One can’t really overstate the importance of Tour de France team cars, usually ŠKODA SUPERBs and OCTAVIAs, either iV, hybrids or diesel. Their cabins and roofs become jam-packed repair workshops, first-aid stations, spare-parts suppliers, refreshment and gear-change points, and more during the race. This makes them instrumental in the success of both the individual riders as well as the whole team. The cars have an assigned rank depending on the ranking of the team’s leading cyclist. The equation is simple: the closer to the peloton, the fewer seconds spent getting to a rider in trouble. The only one able to hand out permission to break said rank is the Race Director and the team cars have a direct radio hotline to their Leading Car.

Addressing a problem too late may cost the team a stage win or maybe even the ŠKODA Green Jersey. That’s why you need trained and utterly focused individuals behind the wheel. As Ronny Lauke, Co-Founder and Team Manager of CANYON//SRAM Racing and Sports Director for Tour de France Femmes avec Zwift, told us in an interview: “In my opinion, it’s important for the drivers to be former cyclists. Because it’s difficult to anticipate the movements of a peloton of several hundred riders, which reacts differently in certain situations. […] You are responsible for the athletes’ health and wellbeing – they are the most vulnerable link in our traffic chain.”

Neutral support cars

Many people watching cycling events such as the Tour de France often don’t realize that the race organizers need the help of these cars.

The new shade still might take some getting used to for regular Tour fans, as the neutral support cars have been sporting the sunny Mavic yellow since 1977. Last year, the Japanese component giant Shimano took over as the provider of the support crews and the ŠKODA SUBERB iV models utilised as neutral support cars switched coats to royal blue. These ‘angels on four wheels’ are ready to swoop in to help any rider in need when their own team cars are all engaged somewhere else or too far behind. One Shimano car will also keep close to the Race Directors’ cars, with three bikes specially adjusted for the top three general-classification contenders, in case they run into bad luck.

Usually, the neutral support cars are equipped with spare tyres, chains, crank sets and even whole bicycles, as well as accessories like raincoats or miscellaneous things such as energy gels and drinks. Commenting on the change of provider, Thierry Gouvenou, Head of the cycling race organisation department at A.S.O., said: “Having Shimano on board is a huge statement about the quality of races we offer. We have complete trust in the Shimano team to deliver professional service towards teams and riders, as they have been doing for much of their 100-year history.”

VIP Hospitality Programme cars

And last but not least, a dedicated fleet of ŠKODA cars lets a few lucky winners experience the most important Tour of their lives. Each year, we launch the VIP ŠKODA Hospitality Programme contest, taking several fans as close to the Tour as possible with all-inclusive service.
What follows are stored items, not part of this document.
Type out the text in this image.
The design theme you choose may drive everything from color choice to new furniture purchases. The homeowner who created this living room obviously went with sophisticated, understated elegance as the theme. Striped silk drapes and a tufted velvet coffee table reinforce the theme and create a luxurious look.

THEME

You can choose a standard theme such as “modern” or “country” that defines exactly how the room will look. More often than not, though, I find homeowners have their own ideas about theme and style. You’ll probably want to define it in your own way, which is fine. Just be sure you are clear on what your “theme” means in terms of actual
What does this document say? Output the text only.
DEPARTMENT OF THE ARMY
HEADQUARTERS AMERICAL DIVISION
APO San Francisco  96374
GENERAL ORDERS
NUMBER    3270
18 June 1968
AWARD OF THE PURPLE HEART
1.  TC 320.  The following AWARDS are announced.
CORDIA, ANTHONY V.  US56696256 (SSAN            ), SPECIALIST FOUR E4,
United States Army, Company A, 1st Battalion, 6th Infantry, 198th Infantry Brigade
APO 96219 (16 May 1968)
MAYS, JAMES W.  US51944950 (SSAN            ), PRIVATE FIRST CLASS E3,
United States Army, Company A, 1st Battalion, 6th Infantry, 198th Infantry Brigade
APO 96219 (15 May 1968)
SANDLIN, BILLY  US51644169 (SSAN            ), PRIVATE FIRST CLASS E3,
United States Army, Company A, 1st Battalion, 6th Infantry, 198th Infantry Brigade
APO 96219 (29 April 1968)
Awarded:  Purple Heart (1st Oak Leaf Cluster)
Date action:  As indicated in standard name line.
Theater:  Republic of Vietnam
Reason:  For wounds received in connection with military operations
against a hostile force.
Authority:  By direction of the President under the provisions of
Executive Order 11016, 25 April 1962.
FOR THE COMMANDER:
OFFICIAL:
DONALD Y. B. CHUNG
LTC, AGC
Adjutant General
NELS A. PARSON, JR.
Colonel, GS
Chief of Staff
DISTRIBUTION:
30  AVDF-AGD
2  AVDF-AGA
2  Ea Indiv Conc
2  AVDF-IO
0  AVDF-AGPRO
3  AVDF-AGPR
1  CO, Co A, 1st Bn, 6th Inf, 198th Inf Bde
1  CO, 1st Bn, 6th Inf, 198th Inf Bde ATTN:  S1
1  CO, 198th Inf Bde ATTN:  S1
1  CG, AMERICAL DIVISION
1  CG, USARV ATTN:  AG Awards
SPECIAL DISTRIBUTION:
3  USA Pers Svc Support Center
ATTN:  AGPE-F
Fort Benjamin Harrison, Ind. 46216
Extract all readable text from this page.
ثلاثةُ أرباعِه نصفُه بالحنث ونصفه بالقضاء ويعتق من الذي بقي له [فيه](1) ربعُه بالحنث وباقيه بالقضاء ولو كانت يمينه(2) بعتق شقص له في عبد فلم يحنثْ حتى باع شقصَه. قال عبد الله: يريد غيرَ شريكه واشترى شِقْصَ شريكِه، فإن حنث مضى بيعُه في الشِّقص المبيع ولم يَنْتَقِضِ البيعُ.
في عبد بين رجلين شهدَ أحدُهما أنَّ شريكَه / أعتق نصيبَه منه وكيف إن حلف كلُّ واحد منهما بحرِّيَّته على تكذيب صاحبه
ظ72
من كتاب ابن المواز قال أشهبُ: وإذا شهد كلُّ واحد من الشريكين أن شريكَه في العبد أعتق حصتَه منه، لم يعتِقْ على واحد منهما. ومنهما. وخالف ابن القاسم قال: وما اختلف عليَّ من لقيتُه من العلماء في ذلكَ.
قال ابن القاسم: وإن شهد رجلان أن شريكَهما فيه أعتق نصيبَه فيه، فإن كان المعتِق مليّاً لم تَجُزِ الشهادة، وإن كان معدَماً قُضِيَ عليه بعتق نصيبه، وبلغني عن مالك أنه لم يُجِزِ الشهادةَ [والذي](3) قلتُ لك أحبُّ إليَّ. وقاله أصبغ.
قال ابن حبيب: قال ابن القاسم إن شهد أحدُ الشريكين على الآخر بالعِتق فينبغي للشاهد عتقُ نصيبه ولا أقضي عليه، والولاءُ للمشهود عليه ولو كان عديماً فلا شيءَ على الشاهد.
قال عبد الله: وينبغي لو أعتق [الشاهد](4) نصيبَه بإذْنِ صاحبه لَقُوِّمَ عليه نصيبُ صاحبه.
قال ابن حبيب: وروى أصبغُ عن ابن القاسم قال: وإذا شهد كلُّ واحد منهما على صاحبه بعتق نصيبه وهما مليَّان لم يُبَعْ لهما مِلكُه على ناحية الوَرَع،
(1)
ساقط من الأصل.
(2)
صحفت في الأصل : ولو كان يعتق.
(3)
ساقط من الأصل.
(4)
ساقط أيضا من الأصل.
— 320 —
Winners get to enjoy three days of being chauffeured around in either the ŠKODA ENYAQ iVs or ŠKODA SUPERB iVs, including a ride in front of the peloton, a helicopter flight over the racing riders and the scenic landscape, and the famed French cuisine and hospitality. Does this sound like the experience of a lifetime? Try your luck, enter the VIP ŠKODA Hospitality Programme contest yourself here and see what happens!

This year, keep an eye out for the immensely dedicated and brave support crews and all the others making the dream that is the Tour de France happen!